La constitution du groupe de recherche Aragon-Elsa Triolet rendait possible l’exploitation des archives que l’écrivain avait léguées une dizaine d’années plus tôt au CNRS. Les chercheurs pouvaient enfin accéder à l’immense champ de ce qu’Aragon appelle “le texte en devenir”, ce domaine entièrement nouveau qui double l’espace déjà considérable de l’oeuvre publiée, et qui place au centre de l’attention critique tous “les papiers de la vie mentale” de l’écrivain, ces documents devant permettre d’ “éclairer”, comme dit l’auteur, ses “raisons de dire et d’écrire”. Désormais les spécialistes d’Aragon étaient concrètement confrontés à la nécessité de tenir compte dans l’orientation de leurs travaux de cette modification décisive de leur champ de recherche, modification que l’écrivain avait lui-même organisée par le legs de ses archives mais qui n’avait pas pu jusque-là se traduire dans les faits.

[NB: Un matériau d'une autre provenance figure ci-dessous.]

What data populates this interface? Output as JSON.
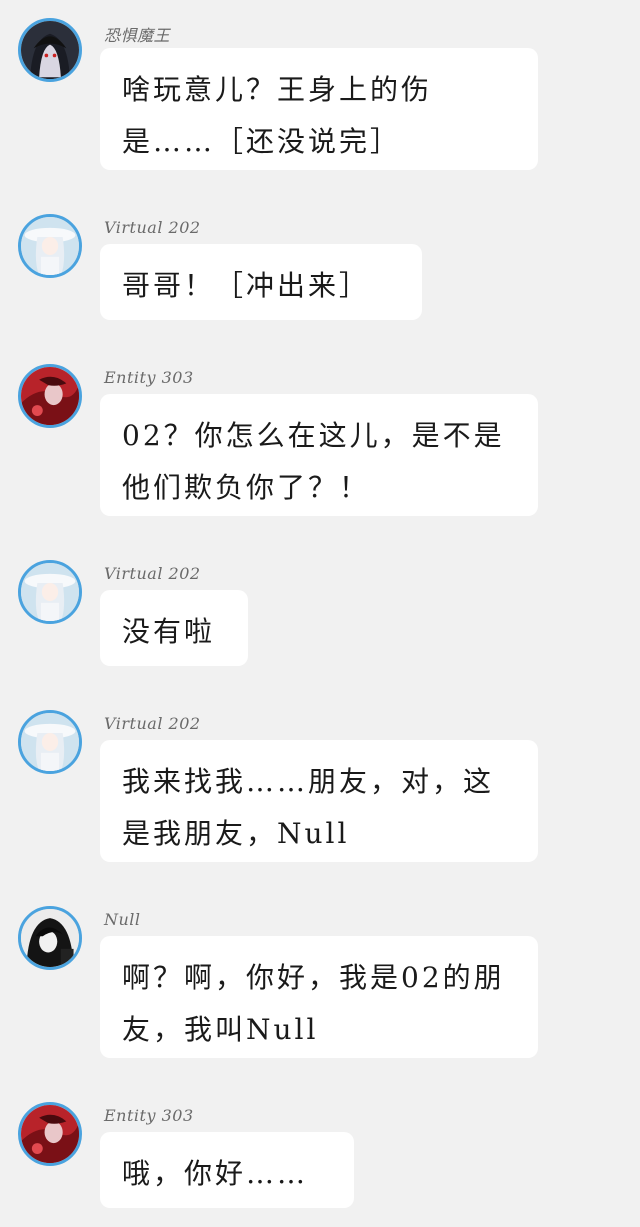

Les enjeux critiques de cette mutation ne concernaient pas seulement, pour moi, l’indispensable mise en chantier de l’étude des manuscrits de travail de l’écrivain. Certes le legs d’Aragon prend sens d’abord parce qu’il s’est inscrit à l’origine dans le cadre de cette nouvelle discipline littéraire, vouée à l’analyse scientifique des processus d’écriture, qu’on appelle “la génétique des textes”. En outre c’était à une demande des spécialistes de cette discipline alors naissante qu’Aragon avait répondu en léguant ses archives au CNRS. Il était donc bien temps de soumettre l’écrivain lui-même à ce mode d’investigation critique dont il avait soutenu l’éclosion. Cependant il fallait bien reconnaître aussi que les enjeux du geste d’Aragon ne pouvaient purement et simplement se confondre avec les enjeux que revendique la génétique des textes. Le legs d’Aragon participait du sens profond de son travail d’écrivain et ne pouvait véritablement se comprendre qu’en faisant droit à la spécificité de ce travail. Aragon, dans le discours prononcé lors de la remise de ses manuscrits au CNRS, avait en effet souligné que cette démarche s’inscrivait “naturellement dans l’ordre des préoccupations majeures de [son] existence”. Léguant les archives de sa création, l’écrivain ne faisait pas que répondre à l’intérêt nouveau que la recherche littéraire portait à la genèse des oeuvres. Il demandait aussi qu’on comprenne son geste en fonction de sa propre interrogation en la matière. Ce qui obligeait en particulier à faire le lien entre sa décision de livrer ses manuscrits aux chercheurs et sa propre conception de la genèse textuelle. Cette conception, Aragon l’avait exposée, avec netteté, en 1969, dans son livre intitulé paradoxalement Je n’ai jamais appris à écrire. Il la condensait dans cette formule déroutante: “je n’ai jamais écrit mes romans, je les ai lus”. Transférant à la lecture la charge de l’invention du texte, Aragon dialectise l’opposition traditionnelle entre l’élaboration de l’oeuvre et le résultat de cette élaboration. Et il postule l’idée d’une genèse continue, qui aboutit à faire du texte un processus en perpétuel devenir.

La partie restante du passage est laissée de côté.